For writing to Kafka, from structured sql streaming unioned dataframes - best to use writestream with foreach and ForEachWriter including the Kafka Producer in the process method. No checkpointing is needed; the application the just uses temp checkpoint files which are set to be deleted when appropriate - set "forceDeleteTempCheckpointLocation" to true - in the session builder.
Anyway, I have just set up scala code to union an arbitrary number of streaming dataframes and then write to Kafka Producer. Appears to work well once all Kafka Producer code is placed in the ForEachWriter process method so that it can be serialized by Spark.
val output = dataFrameModelArray.reduce(_ union _)
val stream: StreamingQuery = output
.writeStream.foreach(new ForeachWriter[Row] {
def open(partitionId: Long, version: Long): Boolean = {
true
}
def process(row: Row): Unit = {
val producer: KafkaProducer[String, String] = new KafkaProducer[String, String](props)
val record = new ProducerRecord[String, String](producerTopic, row.getString(0), row.getString(1))
producer.send(record)
}
def close(errorOrNull: Throwable): Unit = {
}
}
).start()
Can add more logic in process method if needed.
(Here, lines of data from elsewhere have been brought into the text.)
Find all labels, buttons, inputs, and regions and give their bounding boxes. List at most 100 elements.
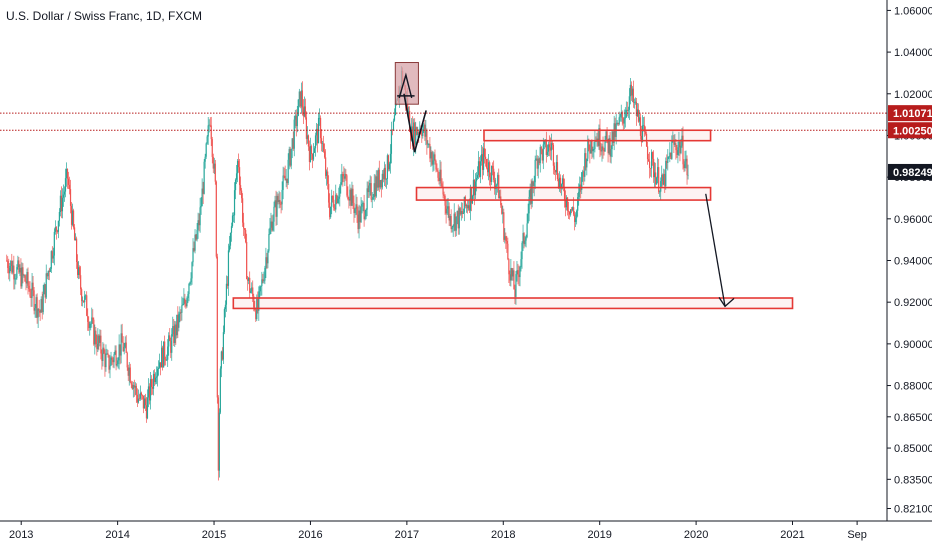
candle-body xyxy=(50,251,52,269)
candle-body xyxy=(161,347,163,368)
price-tick-label: 0.82100 xyxy=(894,503,932,515)
candle-body xyxy=(229,232,232,246)
candle-body xyxy=(678,141,680,148)
candle-body xyxy=(326,171,328,176)
candle-body xyxy=(328,183,330,203)
candle-body xyxy=(56,230,58,232)
candle-body xyxy=(571,209,573,211)
candle-body xyxy=(300,90,302,107)
candle-body xyxy=(221,351,223,360)
candle-body xyxy=(215,181,217,257)
candle-body xyxy=(280,204,282,205)
candle-body xyxy=(677,147,679,155)
candle-body xyxy=(44,284,46,298)
candle-body xyxy=(549,147,551,151)
candle-body xyxy=(561,178,564,185)
candle-body xyxy=(128,367,130,376)
candle-body xyxy=(376,176,378,188)
candle-body xyxy=(384,167,386,180)
candle-body xyxy=(634,101,637,103)
candle-body xyxy=(45,273,47,298)
candle-body xyxy=(426,130,428,145)
candle-body xyxy=(109,365,111,370)
candle-body xyxy=(633,102,635,103)
price-tag-label: 1.00250 xyxy=(893,125,932,137)
candle-body xyxy=(68,184,71,190)
candle-body xyxy=(609,138,611,157)
candle-body xyxy=(125,342,127,353)
candle-body xyxy=(292,138,294,149)
candle-body xyxy=(89,323,91,329)
candle-body xyxy=(564,200,567,208)
candle-body xyxy=(608,138,610,154)
candle-body xyxy=(641,125,644,143)
candle-body xyxy=(482,148,485,170)
candle-body xyxy=(82,300,84,302)
candle-body xyxy=(129,367,131,383)
candle-body xyxy=(10,260,12,267)
candle-body xyxy=(19,267,21,273)
candle-body xyxy=(59,195,62,212)
candle-body xyxy=(303,106,305,117)
candle-body xyxy=(410,131,412,141)
candle-body xyxy=(378,169,380,188)
candle-body xyxy=(665,161,667,187)
overlays-layer xyxy=(0,62,887,310)
price-tag-box xyxy=(888,105,932,122)
candle-body xyxy=(191,262,193,279)
candle-body xyxy=(457,211,459,229)
candle-body xyxy=(566,197,569,211)
candle-body xyxy=(501,205,503,214)
candle-body xyxy=(204,156,206,162)
candle-body xyxy=(193,248,195,251)
candle-body xyxy=(305,117,308,139)
time-axis[interactable]: 2013 2014 2015 2016 2017 2018 2019 2020 2021 Sep xyxy=(9,521,867,541)
price-tick-label: 1.02000 xyxy=(894,89,932,101)
candle-body xyxy=(386,155,388,179)
candle-body xyxy=(181,305,183,313)
candle-body xyxy=(537,158,539,169)
candle-body xyxy=(623,118,625,124)
candle-body xyxy=(22,267,24,276)
candle-body xyxy=(64,178,67,192)
candle-body xyxy=(431,152,433,165)
candle-body xyxy=(417,132,419,135)
candle-body xyxy=(461,211,463,214)
time-tick-label: 2014 xyxy=(105,529,129,541)
candle-body xyxy=(81,289,83,302)
candle-body xyxy=(475,178,478,182)
price-tick-label: 0.94000 xyxy=(894,256,932,268)
candle-body xyxy=(279,199,281,205)
candle-body xyxy=(483,148,486,157)
candle-body xyxy=(123,346,125,352)
arrow-head xyxy=(718,296,735,308)
candle-body xyxy=(490,177,492,182)
candle-body xyxy=(359,210,361,223)
candle-body xyxy=(340,182,342,187)
candle-body xyxy=(127,367,129,376)
candle-body xyxy=(652,152,654,159)
candle-body xyxy=(175,324,177,336)
candle-body xyxy=(62,194,65,198)
candle-body xyxy=(246,241,248,280)
candle-body xyxy=(103,347,105,354)
candle-body xyxy=(111,357,113,360)
candle-body xyxy=(612,131,614,143)
candle-body xyxy=(39,310,41,313)
candle-body xyxy=(132,385,134,389)
candle-body xyxy=(422,129,424,137)
candle-body xyxy=(47,270,49,277)
candle-body xyxy=(96,344,98,350)
candle-body xyxy=(34,308,36,311)
candle-body xyxy=(241,190,243,199)
candle-body xyxy=(25,281,27,284)
candle-body xyxy=(499,196,501,199)
candle-body xyxy=(358,210,360,230)
candle-body xyxy=(585,153,587,168)
candle-body xyxy=(321,143,324,145)
candle-body xyxy=(344,174,346,179)
candle-body xyxy=(607,139,609,154)
candle-body xyxy=(536,158,538,169)
candle-body xyxy=(272,221,274,231)
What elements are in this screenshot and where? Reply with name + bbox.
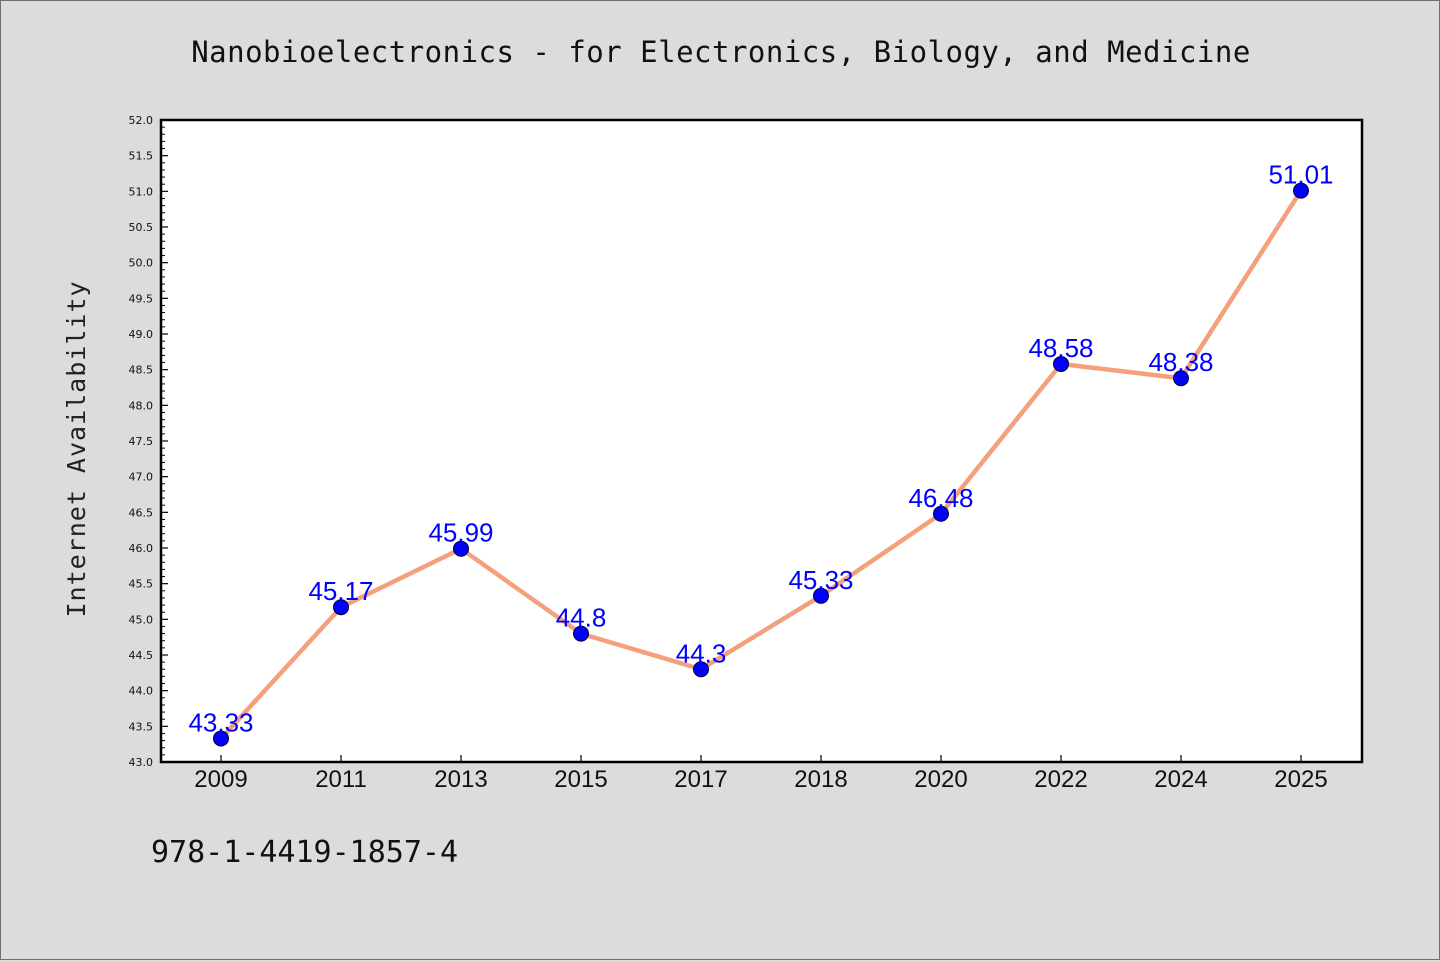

Note prior to union, all dataframes to be unioned have been converted into key, value string columns. Value is a json string of the message data to be sent over the Kafka Producer. This is also very important to get write before the union is attempted.
svcModel.transform(query)
.select($"key", $"uuid", $"currentTime", $"label", $"rawPrediction", $"prediction")
.selectExpr("key", "to_json(struct(*)) AS value")
.selectExpr("CAST(key AS STRING)", "CAST(value AS STRING)")
where svcModel is a dataframe in the dataFrameModelArray.